Posted by Mary Chaktsiris
13 September 2011 - 4:41pm

Ian McKay asks teachers: Do you really want to be answerable to the interests that… will be teaching your students how great, romantic and exciting war can be?”

As featured in THEN/HiER’s podcast series, I recently spoke with Professor Ian McKay, Queen’s University, about understandings of history in Canada.

Understandings of Canadian history, McKay argues, are focused around a new set of Canadian heroes that reinforce understandings of Canada as a warrior nation at the expense of understandings of Canada as a peaceable kingdom and welfare state. This new focus corresponds to what McKay calls a “durastic dumbing down of Canadian public discourse at the hands of a very consistent, coherent elite that wants to push us into an ever more militarized posture, and that’s what we’re trying to warn Canadians against.”

During our twenty-minute conversation we discussed the construction of the past in Canada, and the increasing importance of militarism in this construction as reflected in the new Canadian citizenship guide and school curriculums where, for example, the First World War is revered in high school text books as definitional of the whole country while most events after the 1960’s are brushed aside.
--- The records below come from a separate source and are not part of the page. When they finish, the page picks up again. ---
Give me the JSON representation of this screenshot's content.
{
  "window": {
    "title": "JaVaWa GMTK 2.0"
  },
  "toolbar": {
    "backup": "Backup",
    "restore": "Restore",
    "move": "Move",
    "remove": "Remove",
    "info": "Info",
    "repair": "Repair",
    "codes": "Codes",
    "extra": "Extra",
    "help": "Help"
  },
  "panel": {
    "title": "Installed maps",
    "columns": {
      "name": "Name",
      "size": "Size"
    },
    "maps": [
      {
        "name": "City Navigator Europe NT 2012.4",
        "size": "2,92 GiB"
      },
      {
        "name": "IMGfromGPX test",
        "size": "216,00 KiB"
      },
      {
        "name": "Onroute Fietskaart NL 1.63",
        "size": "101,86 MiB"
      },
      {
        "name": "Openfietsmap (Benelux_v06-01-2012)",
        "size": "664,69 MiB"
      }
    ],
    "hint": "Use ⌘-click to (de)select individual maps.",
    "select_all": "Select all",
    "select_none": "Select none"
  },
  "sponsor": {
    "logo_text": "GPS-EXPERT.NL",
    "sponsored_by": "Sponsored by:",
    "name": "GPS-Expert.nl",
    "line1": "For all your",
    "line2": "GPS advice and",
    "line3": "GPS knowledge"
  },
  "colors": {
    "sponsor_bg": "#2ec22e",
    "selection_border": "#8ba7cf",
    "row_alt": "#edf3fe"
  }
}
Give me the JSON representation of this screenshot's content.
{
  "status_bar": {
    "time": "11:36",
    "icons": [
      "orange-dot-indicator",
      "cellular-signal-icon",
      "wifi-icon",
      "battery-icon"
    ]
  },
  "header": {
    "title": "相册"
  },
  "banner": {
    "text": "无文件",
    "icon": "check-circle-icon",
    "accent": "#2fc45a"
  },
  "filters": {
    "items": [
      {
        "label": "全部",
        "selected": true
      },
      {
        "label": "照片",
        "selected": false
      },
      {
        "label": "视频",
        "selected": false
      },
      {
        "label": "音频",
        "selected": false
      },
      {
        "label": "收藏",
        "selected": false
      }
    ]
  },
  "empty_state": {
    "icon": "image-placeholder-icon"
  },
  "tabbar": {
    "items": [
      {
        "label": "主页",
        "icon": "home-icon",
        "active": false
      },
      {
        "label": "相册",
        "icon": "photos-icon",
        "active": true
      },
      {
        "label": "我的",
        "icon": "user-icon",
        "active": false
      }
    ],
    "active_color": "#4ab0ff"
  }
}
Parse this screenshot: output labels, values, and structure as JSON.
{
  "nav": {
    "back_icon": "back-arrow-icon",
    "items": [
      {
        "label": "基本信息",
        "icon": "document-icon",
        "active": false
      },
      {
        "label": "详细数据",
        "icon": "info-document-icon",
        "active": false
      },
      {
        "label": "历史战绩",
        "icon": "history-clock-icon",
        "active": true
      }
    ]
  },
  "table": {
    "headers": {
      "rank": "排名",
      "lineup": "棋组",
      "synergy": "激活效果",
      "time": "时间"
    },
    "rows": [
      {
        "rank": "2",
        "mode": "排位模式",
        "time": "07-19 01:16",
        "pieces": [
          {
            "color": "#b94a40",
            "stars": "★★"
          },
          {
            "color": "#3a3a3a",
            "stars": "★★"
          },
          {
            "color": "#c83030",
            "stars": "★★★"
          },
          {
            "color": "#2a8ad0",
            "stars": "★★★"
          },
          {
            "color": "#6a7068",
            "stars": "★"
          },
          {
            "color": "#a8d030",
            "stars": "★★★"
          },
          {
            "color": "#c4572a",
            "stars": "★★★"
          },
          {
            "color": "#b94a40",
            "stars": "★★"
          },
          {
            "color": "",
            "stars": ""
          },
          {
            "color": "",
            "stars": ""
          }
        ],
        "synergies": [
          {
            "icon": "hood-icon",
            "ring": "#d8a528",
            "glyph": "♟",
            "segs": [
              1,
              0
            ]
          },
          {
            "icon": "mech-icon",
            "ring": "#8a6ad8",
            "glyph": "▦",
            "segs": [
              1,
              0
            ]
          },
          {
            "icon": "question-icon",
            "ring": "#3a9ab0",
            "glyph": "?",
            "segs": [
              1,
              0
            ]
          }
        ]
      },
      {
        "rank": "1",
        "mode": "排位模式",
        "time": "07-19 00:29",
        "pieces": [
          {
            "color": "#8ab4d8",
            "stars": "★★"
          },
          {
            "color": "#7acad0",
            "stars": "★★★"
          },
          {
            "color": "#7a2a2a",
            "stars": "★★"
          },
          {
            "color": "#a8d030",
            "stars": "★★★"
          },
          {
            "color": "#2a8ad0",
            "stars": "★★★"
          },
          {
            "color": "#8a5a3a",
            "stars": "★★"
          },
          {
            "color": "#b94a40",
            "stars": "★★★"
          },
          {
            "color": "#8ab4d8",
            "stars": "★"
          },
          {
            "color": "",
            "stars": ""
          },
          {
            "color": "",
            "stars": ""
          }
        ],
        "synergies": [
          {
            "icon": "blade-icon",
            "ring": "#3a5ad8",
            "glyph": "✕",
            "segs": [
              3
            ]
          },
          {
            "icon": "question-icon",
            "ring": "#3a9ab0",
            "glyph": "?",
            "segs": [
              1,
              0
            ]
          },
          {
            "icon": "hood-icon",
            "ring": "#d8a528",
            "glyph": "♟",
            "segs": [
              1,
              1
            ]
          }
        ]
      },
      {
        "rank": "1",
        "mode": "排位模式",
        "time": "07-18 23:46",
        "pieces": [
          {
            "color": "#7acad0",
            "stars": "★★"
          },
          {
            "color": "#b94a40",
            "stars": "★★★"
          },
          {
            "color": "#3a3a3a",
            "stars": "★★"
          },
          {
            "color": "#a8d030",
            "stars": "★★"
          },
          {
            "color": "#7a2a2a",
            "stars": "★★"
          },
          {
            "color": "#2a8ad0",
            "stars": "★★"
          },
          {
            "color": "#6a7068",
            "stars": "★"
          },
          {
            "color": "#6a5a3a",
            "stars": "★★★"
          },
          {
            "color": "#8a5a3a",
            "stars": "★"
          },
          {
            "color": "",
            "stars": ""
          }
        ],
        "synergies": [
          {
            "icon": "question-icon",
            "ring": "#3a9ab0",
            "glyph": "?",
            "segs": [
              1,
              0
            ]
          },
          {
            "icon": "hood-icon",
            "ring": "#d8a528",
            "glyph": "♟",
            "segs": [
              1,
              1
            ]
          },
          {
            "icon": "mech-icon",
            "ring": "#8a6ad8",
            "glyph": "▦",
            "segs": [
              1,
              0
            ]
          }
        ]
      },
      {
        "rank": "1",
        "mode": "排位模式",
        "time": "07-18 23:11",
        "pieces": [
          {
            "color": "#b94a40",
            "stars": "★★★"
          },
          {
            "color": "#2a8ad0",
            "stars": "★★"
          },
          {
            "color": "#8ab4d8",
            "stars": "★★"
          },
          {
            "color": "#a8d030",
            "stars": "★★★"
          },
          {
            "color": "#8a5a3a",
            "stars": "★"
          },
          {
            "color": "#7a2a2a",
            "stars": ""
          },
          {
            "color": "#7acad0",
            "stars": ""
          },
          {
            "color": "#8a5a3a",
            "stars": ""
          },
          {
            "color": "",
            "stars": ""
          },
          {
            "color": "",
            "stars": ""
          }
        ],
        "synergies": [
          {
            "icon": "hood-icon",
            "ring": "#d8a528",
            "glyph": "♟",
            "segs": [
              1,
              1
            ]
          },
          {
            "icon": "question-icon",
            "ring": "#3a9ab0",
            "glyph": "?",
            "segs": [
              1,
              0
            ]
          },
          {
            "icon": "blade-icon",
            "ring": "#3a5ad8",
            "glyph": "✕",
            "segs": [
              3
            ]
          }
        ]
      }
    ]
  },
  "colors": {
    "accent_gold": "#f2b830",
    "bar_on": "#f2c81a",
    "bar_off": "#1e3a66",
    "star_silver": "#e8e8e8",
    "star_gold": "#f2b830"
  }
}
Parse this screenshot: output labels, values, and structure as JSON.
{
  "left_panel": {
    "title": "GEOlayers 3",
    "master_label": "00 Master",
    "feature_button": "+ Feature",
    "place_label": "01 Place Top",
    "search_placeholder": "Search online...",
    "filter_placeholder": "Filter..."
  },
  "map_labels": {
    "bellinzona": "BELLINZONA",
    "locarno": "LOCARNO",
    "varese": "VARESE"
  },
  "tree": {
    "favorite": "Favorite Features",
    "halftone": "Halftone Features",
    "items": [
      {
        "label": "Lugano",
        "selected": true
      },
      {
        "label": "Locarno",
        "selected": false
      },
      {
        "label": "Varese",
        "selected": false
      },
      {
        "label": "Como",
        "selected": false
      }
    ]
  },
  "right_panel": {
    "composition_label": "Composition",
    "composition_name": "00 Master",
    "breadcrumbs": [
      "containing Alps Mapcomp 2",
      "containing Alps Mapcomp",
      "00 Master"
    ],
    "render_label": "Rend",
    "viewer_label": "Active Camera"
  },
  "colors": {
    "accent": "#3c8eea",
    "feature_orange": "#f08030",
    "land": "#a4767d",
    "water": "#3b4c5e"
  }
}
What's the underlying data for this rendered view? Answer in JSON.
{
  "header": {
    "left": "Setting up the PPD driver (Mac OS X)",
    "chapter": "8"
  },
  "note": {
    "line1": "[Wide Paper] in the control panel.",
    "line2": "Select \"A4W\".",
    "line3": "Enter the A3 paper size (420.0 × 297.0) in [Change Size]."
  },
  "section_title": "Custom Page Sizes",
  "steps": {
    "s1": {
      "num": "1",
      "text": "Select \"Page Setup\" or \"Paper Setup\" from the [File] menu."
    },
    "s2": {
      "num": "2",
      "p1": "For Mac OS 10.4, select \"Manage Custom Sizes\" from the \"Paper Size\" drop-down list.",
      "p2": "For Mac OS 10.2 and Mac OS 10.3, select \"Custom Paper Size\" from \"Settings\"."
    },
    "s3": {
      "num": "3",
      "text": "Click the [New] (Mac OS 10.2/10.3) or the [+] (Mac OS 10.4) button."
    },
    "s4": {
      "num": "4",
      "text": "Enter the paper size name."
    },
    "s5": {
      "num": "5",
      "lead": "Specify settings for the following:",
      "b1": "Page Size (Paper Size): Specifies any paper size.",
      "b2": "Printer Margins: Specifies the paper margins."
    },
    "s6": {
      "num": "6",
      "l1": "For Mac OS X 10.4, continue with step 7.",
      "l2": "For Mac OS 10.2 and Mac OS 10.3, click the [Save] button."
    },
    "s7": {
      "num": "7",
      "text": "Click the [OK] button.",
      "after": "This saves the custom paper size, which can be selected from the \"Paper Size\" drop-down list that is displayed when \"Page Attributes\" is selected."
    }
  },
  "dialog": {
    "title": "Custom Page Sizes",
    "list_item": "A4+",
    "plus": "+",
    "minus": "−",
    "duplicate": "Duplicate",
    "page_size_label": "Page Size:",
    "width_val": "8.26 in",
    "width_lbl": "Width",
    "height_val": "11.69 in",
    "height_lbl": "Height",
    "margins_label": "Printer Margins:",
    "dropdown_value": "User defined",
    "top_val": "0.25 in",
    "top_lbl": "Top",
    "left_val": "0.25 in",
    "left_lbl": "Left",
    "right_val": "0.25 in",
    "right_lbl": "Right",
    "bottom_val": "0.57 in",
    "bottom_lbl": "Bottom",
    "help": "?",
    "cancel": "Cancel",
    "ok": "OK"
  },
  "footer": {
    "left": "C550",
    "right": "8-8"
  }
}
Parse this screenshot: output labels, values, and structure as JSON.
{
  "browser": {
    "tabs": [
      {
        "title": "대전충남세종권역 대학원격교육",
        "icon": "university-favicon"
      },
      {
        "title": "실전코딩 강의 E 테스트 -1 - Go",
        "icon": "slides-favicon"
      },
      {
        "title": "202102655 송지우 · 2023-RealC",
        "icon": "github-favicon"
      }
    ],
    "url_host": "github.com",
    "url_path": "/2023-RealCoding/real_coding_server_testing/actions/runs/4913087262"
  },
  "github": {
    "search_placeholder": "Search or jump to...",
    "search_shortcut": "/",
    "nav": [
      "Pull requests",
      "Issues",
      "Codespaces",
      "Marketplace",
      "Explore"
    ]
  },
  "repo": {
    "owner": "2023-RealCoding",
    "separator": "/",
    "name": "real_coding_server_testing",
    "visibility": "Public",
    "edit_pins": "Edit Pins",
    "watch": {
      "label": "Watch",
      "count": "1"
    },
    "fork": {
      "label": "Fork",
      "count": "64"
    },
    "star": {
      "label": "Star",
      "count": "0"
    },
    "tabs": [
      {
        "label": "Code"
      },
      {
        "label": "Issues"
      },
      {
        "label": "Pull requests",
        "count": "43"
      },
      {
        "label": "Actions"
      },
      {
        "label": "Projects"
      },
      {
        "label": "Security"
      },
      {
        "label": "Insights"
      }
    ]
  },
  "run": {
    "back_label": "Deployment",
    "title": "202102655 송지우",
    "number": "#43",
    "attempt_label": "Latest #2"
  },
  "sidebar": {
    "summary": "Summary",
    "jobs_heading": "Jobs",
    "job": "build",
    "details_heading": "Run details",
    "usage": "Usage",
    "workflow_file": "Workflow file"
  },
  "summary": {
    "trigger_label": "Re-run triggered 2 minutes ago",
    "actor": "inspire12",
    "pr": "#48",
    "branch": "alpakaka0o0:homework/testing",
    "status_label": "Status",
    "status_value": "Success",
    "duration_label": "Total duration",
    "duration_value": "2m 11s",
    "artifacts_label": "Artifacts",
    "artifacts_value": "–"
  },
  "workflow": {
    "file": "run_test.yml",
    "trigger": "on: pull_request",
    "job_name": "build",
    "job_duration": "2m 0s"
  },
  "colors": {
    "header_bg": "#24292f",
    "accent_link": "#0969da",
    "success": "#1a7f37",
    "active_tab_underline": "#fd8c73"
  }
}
McKay argues that “the function of an education system is to create critical, aware citizens rather than unthinking spouters of the party lines.” Yet by teaching students myths about the Canadian past, such as the Battle of Vimy Ridge as the birth of the nation, McKay argues teachers are distorting the past and engaging “not in education, but in propaganda.”

McKay explains:
"We are in a moment of intense danger here, and I would like teachers to step back from these very easy, sweet deals that are put forward by interests outside the educational system and at the very least have a countervailing voice….shouldn’t we be giving enough attention to peacekeeping as a Canadian ideal, as a peaceful solution to the world’s problems? This was for a long time seen as a fundamental part of the Canadian idea, that Canadians were not in fact an imperialistic, warlike people. Do we really want to trade in that model for the new one?  Or do we want to think more critically and imaginatively about the old model?"

In the last question (at the 19:50 mark), McKay discusses his conceptualization of the Liberal Order Framework and other strategies that can be used by teachers and the public to critically think about the construction of Canadian History.

McKay ended our podcast with an appeal to Canadian teachers:
"My core thing I would love to leave with your audience is – okay – maybe this is our book writer’s image of a Canada that is becoming progressively militarized. So, as an educator read tomorrow’s newspapers. Read the issue after that and the issue after that, tune into the television, watch the world around you, watch the highways of heroes promotions, watch the national defense advertisements and come to your own conclusion. Is this the same Canada you lived in five years ago, is it the same Canada you lived in ten years ago, or has something fundamental changed? And if something fundamental has changed, by these signs of the times that come around us, what are you going to do about it? Are you going to become complicit in this change, or are you going to fight to expose it and to stop it?"